The Centre of Sociology’s research activities encompass the inter- and transdisciplinary research field of mobility. Our research focuses on current and future challenges of mobility in rural and urban areas. Traditional combinations of causes for mobility behavior, such as regional infrastructure and social position (‘soziale Lage’; income, age, etc.), are extended with a social milieu-concept, allowing to include value structures of individuals into mobility behavior research. Social scientific knowledge on mobility behavior is linked with concepts of urbanization, digital technology (IoT etc.), ecologization and mobility as a service (MaaS).

Typical questions in this field are:

  • How to measure, explain, and influence mobility behavior of different social groups?
  • How can urban living labs be designed to test mobility solutions with users? How to evaluate group-specific effects of mobility solutions in an urban living lab?
  • What are opportunities and challenges to society of new trends in mobility (e.g. sharing instead of owning, multimodality, automated and self-driving)?


Energy is a climate effective material resource and central to the provision of services of general interest. Technological advances and faster pace of life (working, living, mobility, leisure etc.) highlight the importance of energy to modern societies. The challenge of finite fossil energy resources and the related greenhouse gas emissions have been met mainly with technological advances (increase in efficiency). Increasing penetration of daily life with technology in combination with national and international targets for climate protection require profound processes of change, substantially challenging all households (change of behavior, avoidance of rebound effects).
Ongoing socio-economic differentiation of society bears the additional risk of insufficient energy provision to poor households (‘Energiearmut’ – energy poverty). As a result, technical energy solutions have to be analyzed and implemented in their particular socially differentiated context (social inequality) and in their respective spatial context (built environment, infrastructure, location, accessibility, etc.)

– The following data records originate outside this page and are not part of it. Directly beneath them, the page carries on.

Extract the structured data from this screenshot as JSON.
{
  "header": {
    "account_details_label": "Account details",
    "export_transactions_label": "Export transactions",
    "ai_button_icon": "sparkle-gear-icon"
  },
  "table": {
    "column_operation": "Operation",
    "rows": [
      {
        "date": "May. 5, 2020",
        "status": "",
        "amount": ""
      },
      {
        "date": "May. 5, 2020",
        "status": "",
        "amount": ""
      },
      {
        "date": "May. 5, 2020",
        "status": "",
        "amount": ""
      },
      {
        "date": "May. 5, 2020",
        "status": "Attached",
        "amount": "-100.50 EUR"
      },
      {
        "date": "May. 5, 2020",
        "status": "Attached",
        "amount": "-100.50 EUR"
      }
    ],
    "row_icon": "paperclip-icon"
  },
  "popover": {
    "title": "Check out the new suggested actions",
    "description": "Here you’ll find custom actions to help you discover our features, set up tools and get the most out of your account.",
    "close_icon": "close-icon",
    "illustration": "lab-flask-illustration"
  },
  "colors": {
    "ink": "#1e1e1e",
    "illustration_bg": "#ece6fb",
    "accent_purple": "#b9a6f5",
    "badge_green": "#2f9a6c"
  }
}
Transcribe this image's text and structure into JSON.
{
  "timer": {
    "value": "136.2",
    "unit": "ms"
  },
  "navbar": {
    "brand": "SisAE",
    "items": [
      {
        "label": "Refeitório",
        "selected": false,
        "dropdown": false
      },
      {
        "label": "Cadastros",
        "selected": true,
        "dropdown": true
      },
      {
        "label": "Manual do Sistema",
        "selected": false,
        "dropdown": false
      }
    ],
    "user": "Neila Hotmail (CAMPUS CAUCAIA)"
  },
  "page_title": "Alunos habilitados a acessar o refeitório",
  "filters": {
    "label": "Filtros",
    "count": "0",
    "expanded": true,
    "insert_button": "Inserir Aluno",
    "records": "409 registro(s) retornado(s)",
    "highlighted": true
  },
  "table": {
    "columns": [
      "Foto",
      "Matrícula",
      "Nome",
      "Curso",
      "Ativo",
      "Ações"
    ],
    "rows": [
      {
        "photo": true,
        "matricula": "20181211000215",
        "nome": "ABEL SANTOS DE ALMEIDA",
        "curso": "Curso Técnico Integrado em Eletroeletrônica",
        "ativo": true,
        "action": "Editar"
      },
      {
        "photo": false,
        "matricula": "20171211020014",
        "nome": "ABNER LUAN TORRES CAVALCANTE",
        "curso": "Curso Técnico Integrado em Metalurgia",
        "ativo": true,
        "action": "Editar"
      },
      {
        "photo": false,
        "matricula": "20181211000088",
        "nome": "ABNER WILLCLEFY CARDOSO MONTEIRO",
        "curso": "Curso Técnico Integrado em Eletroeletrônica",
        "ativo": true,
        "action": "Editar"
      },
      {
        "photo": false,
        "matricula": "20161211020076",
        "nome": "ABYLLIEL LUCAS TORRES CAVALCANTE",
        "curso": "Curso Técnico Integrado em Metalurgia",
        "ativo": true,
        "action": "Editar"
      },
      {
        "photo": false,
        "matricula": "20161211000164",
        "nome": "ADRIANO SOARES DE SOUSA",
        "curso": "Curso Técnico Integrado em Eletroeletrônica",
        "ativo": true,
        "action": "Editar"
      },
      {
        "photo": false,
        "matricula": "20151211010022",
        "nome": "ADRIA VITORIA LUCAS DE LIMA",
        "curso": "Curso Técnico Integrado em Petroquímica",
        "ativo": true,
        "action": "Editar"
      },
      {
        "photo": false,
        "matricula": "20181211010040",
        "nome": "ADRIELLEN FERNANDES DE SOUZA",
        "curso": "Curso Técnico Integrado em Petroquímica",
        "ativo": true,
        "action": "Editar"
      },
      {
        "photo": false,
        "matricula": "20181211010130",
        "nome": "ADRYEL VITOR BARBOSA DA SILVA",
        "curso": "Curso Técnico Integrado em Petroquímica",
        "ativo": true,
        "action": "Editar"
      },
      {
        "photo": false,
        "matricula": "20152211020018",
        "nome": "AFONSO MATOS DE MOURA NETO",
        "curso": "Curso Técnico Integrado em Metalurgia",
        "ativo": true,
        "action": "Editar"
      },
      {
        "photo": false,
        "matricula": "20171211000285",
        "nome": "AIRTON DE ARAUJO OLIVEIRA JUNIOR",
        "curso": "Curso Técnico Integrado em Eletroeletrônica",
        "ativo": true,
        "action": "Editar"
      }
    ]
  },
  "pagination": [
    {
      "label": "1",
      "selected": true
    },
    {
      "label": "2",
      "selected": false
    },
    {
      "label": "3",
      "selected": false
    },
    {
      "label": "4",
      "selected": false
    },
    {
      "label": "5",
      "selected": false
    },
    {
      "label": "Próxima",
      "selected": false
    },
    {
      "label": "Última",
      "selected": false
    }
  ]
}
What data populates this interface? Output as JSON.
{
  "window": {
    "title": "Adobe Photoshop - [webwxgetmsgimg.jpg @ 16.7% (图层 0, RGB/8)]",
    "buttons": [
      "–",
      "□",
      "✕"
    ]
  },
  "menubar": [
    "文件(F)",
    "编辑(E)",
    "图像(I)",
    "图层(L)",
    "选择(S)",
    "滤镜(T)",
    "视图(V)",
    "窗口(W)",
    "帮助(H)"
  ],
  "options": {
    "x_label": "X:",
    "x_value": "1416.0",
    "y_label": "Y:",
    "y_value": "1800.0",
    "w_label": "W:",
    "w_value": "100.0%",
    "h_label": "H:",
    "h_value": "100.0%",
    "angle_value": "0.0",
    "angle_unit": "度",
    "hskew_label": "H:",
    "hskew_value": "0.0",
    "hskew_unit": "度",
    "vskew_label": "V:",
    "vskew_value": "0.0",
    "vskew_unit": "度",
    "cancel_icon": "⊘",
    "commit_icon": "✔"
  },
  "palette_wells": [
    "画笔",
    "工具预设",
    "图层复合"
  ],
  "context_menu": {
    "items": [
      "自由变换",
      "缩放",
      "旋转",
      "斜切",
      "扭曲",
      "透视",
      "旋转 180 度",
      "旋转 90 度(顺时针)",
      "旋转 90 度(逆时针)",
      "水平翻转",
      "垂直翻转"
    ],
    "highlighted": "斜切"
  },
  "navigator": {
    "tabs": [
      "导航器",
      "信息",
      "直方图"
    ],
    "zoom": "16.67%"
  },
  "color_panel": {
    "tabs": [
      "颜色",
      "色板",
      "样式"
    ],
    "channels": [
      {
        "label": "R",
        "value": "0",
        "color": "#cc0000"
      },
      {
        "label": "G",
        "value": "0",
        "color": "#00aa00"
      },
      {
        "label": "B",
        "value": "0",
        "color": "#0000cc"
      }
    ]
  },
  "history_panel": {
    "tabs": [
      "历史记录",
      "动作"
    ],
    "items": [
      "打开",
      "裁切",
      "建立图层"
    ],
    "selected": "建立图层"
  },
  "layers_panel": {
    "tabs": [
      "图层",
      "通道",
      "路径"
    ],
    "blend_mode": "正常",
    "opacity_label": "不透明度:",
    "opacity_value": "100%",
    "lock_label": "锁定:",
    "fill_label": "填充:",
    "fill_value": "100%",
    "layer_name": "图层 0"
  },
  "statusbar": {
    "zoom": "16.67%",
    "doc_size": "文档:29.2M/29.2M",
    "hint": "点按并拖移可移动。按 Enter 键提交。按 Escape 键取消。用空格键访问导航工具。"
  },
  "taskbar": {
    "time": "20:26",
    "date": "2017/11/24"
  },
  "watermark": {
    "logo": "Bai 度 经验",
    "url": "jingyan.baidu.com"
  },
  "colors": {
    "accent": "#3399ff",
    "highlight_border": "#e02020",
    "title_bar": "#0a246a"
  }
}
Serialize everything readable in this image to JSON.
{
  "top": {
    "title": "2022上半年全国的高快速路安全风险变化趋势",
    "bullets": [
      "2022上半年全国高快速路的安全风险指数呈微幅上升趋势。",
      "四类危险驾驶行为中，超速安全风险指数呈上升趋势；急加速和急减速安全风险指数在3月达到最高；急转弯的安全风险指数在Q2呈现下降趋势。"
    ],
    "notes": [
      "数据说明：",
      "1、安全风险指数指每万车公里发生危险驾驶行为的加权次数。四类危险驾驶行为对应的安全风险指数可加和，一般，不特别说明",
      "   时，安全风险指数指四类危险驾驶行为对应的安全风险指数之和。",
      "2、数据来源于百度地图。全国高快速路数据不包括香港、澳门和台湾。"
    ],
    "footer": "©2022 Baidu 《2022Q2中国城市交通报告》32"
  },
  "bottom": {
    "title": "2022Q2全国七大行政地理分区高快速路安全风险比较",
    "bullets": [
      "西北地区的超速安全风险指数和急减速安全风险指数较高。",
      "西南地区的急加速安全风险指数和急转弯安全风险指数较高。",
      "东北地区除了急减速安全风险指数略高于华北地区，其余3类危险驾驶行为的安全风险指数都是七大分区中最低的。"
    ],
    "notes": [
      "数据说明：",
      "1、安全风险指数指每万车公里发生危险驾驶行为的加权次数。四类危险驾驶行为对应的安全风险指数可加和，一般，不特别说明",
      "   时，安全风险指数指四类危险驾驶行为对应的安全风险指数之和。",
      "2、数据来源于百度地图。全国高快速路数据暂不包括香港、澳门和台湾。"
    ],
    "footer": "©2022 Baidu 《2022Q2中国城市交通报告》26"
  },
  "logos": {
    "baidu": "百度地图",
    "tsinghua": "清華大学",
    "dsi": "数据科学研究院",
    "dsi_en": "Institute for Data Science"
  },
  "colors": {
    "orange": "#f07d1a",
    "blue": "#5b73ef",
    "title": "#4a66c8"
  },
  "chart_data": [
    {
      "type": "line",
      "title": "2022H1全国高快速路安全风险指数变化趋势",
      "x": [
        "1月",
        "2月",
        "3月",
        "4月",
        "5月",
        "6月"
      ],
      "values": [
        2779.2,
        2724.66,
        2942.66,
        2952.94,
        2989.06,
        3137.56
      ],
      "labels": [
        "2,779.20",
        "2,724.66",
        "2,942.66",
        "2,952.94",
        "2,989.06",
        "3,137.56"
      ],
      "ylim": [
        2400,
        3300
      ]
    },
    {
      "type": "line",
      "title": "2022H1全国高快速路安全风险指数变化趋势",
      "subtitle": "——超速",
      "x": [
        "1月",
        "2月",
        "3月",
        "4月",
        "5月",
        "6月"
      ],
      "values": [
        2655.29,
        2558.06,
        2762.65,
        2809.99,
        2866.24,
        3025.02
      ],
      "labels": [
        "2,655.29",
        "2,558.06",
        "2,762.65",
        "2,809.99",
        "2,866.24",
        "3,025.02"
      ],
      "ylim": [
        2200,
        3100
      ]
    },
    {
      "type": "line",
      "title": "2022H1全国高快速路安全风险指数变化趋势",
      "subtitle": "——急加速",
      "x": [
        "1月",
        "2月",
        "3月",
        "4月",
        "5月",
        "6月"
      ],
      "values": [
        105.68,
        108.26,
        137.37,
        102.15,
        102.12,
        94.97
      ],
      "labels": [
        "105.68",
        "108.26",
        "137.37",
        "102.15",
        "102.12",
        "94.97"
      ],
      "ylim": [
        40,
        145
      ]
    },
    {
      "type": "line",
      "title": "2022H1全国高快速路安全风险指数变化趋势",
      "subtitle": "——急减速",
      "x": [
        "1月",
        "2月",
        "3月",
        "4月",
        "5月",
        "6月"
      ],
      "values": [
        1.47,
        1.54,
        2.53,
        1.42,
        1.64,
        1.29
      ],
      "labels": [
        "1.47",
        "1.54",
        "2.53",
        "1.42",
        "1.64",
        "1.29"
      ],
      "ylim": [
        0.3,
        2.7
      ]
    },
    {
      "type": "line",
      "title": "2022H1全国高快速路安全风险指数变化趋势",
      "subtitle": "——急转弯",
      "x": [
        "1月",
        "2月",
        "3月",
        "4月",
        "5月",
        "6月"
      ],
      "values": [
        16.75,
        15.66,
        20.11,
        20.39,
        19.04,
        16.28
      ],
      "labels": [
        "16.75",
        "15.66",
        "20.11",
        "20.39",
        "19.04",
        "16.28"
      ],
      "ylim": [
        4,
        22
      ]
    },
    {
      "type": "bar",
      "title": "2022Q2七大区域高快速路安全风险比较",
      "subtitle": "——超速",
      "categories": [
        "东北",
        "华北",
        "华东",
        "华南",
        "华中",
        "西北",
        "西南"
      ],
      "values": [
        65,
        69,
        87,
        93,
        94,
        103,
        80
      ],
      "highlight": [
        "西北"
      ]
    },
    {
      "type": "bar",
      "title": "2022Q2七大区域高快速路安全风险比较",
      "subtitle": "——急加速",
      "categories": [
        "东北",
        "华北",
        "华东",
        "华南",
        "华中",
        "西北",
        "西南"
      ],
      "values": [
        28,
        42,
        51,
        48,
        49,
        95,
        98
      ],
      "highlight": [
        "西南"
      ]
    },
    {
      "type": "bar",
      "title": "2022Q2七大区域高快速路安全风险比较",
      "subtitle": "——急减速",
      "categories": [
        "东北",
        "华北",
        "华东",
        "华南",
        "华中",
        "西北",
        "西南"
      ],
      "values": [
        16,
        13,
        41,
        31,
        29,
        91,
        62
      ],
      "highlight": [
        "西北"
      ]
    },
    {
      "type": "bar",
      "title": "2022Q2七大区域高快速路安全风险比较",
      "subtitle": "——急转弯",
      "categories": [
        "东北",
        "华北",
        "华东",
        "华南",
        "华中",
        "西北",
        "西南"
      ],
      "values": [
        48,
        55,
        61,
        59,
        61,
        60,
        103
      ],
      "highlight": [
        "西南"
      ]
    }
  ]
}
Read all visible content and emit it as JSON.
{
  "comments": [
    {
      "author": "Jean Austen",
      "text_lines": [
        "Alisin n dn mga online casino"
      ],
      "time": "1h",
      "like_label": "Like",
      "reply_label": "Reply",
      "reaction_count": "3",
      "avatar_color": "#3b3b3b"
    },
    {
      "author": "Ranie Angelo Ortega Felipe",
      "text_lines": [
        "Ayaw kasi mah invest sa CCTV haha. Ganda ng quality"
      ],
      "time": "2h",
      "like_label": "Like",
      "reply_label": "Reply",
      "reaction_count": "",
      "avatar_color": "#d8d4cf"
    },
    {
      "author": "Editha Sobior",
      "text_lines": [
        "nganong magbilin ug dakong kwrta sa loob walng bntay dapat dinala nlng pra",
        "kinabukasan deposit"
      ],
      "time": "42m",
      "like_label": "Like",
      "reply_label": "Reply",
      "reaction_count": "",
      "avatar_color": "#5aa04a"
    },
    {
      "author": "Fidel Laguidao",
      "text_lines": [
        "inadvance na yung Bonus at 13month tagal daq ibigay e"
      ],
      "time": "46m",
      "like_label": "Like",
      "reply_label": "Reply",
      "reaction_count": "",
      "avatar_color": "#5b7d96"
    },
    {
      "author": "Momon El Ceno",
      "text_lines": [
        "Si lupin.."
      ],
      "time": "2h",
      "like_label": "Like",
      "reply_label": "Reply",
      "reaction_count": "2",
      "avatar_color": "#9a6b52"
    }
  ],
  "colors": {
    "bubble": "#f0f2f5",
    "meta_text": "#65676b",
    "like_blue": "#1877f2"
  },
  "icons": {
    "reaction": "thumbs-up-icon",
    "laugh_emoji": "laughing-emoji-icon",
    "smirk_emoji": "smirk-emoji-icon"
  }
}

Typical questions in this field are:

  • How to explain diverging use of energy along social and socio-spatial differentiations?
  • What is the influence of physical space on energy consumption behavior?
  • Which assumptions can be developed to explain socially selective changes in energy consumption patterns?
  • How to achieve acceptance for energy efficiency measures with different social groups?
  • Which arguments and motivations promote and support sustainable energy consumption behavior in different social groups?
  • Which arguments and measures for energy saving motivate different social groups most effectively?
  • How to explain rebound effects socially differentiated?
  • What are the social effects of energy poverty (‘Energiearmut’)?

Smart City

in preparation


in preparation

Built Environment

Sociologically oriented approaches to science and knowledge expand the perspectives of urban and regional research.  Regarding forms and constellations of knowledge generation, new application possibilities are emerging in the field of architecture and spatial (environmental) planning. This involves a better understanding of development dynamics in the fields of science and technology, knowledge-economic decision-making processes, the changed value of knowledge, expectations of learning processes, routines and collective knowledge, conflicts and blockades for change. The exploration of science and technology development calls via a multi-level reflection for explanation and criticism of knowledge and technology, which also integrate methodically the context of everyday social life.